Explanation And Solution For "Least Common Multiple 6 And 15"

LCM (Least Common Multiple) How to Find LCM? Examples from www.cuemath.com

Introduction

In math, finding the least common multiple (LCM) of two numbers is a common task. The LCM is the smallest number that is a multiple of two or more numbers. In this article, we will discuss how to find the LCM of 6 and 15.

What is the LCM?

The LCM of two numbers is the smallest number that both numbers can divide into evenly. In other words, it is the smallest common multiple of the two numbers. For example, the LCM of 6 and 15 is 30, because 30 is the smallest number that both 6 and 15 can divide into evenly.
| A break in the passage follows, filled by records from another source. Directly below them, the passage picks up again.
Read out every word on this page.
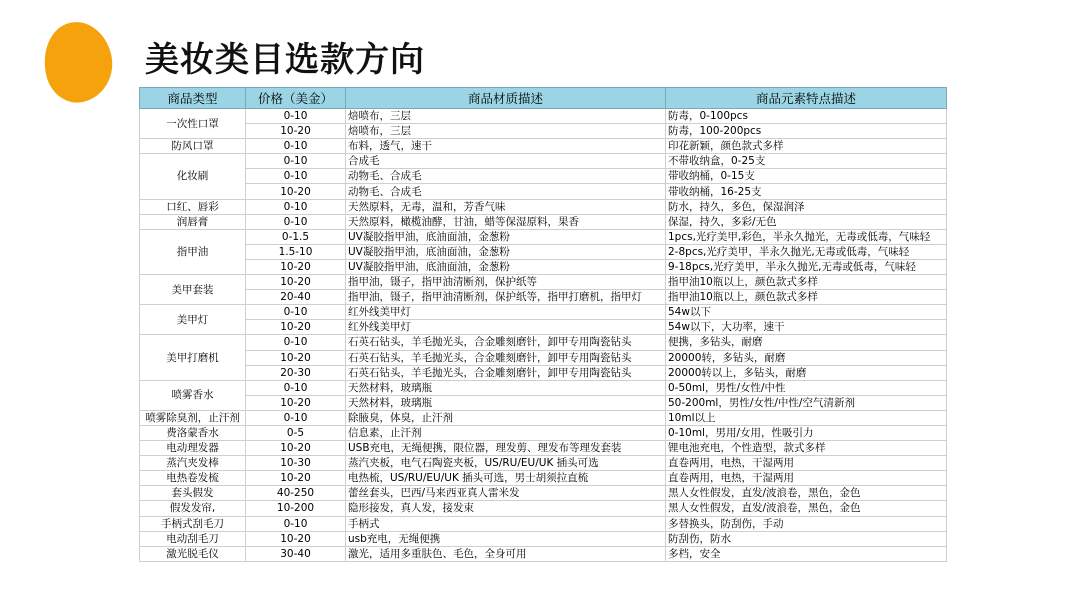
美妆类目选款方向
商品类型	价格（美金）	商品材质描述	商品元素特点描述
一次性口罩	0-10	焙喷布，三层	防毒，0-100pcs
	10-20	焙喷布，三层	防毒，100-200pcs
防风口罩	0-10	布料，透气，速干	印花新颖，颜色款式多样
化妆刷	0-10	合成毛	不带收纳盒，0-25支
	0-10	动物毛、合成毛	带收纳桶，0-15支
	10-20	动物毛、合成毛	带收纳桶，16-25支
口红、唇彩	0-10	天然原料，无毒，温和，芳香气味	防水，持久，多色，保湿润泽
润唇膏	0-10	天然原料，橄榄油酵，甘油，蜡等保湿原料，果香	保湿，持久，多彩/无色
指甲油	0-1.5	UV凝胶指甲油，底油面油，金葱粉	1pcs,光疗美甲,彩色，半永久抛光，无毒或低毒，气味轻
	1.5-10	UV凝胶指甲油，底油面油，金葱粉	2-8pcs,光疗美甲，半永久抛光,无毒或低毒，气味轻
	10-20	UV凝胶指甲油，底油面油，金葱粉	9-18pcs,光疗美甲，半永久抛光,无毒或低毒，气味轻
美甲套装	10-20	指甲油，镊子，指甲油清断剂，保护纸等	指甲油10瓶以上，颜色款式多样
	20-40	指甲油，镊子，指甲油清断剂，保护纸等，指甲打磨机，指甲灯	指甲油10瓶以上，颜色款式多样
美甲灯	0-10	红外线美甲灯	54w以下
	10-20	红外线美甲灯	54w以下，大功率，速干
美甲打磨机	0-10	石英石钻头，羊毛抛光头，合金雕刻磨针，卸甲专用陶瓷钻头	便携，多钻头，耐磨
	10-20	石英石钻头，羊毛抛光头，合金雕刻磨针，卸甲专用陶瓷钻头	20000转，多钻头，耐磨
	20-30	石英石钻头，羊毛抛光头，合金雕刻磨针，卸甲专用陶瓷钻头	20000转以上，多钻头，耐磨
喷雾香水	0-10	天然材料，玻璃瓶	0-50ml，男性/女性/中性
	10-20	天然材料，玻璃瓶	50-200ml，男性/女性/中性/空气清新剂
喷雾除臭剂，止汗剂	0-10	除腋臭，体臭，止汗剂	10ml以上
费洛蒙香水	0-5	信息素，止汗剂	0-10ml，男用/女用，性吸引力
电动理发器	10-20	USB充电，无绳便携，限位器，理发剪、理发布等理发套装	锂电池充电，个性造型，款式多样
蒸汽夹发棒	10-30	蒸汽夹板，电气石陶瓷夹板，US/RU/EU/UK 插头可选	直卷两用，电热，干湿两用
电热卷发梳	10-20	电热梳，US/RU/EU/UK 插头可选，男士胡须拉直梳	直卷两用，电热，干湿两用
套头假发	40-250	蕾丝套头，巴西/马来西亚真人雷米发	黑人女性假发，直发/波浪卷，黑色，金色
假发发帘,	10-200	隐形接发，真人发，接发束	黑人女性假发，直发/波浪卷，黑色，金色
手柄式刮毛刀	0-10	手柄式	多替换头，防刮伤，手动
电动刮毛刀	10-20	usb充电，无绳便携	防刮伤，防水
激光脱毛仪	30-40	激光，适用多重肤色、毛色，全身可用	多档，安全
Method 1: Listing Multiples

One way to find the LCM of two numbers is to list their multiples and find the smallest multiple that they have in common. To do this, we can start by listing the multiples of 6 and 15: Multiples of 6: 6, 12, 18, 24, 30, 36, 42, 48, 54, 60, ... Multiples of 15: 15, 30, 45, 60, 75, 90, 105, ... We can see that the smallest multiple that they have in common is 30, so the LCM of 6 and 15 is 30.

Method 2: Prime Factorization

Another way to find the LCM of two numbers is to use their prime factorization. To do this, we can find the prime factors of each number and then multiply the highest power of each factor together. Prime factors of 6: 2 x 3 Prime factors of 15: 3 x 5 We can see that both numbers have a factor of 3. To find the LCM, we multiply the highest power of each factor together: 2 x 3 x 5 = 30. Therefore, the LCM of 6 and 15 is 30.

Conclusion

In conclusion, the LCM of 6 and 15 is 30. We can find the LCM by listing multiples or by using prime factorization. The method you choose may depend on the numbers you are working with and your personal preference.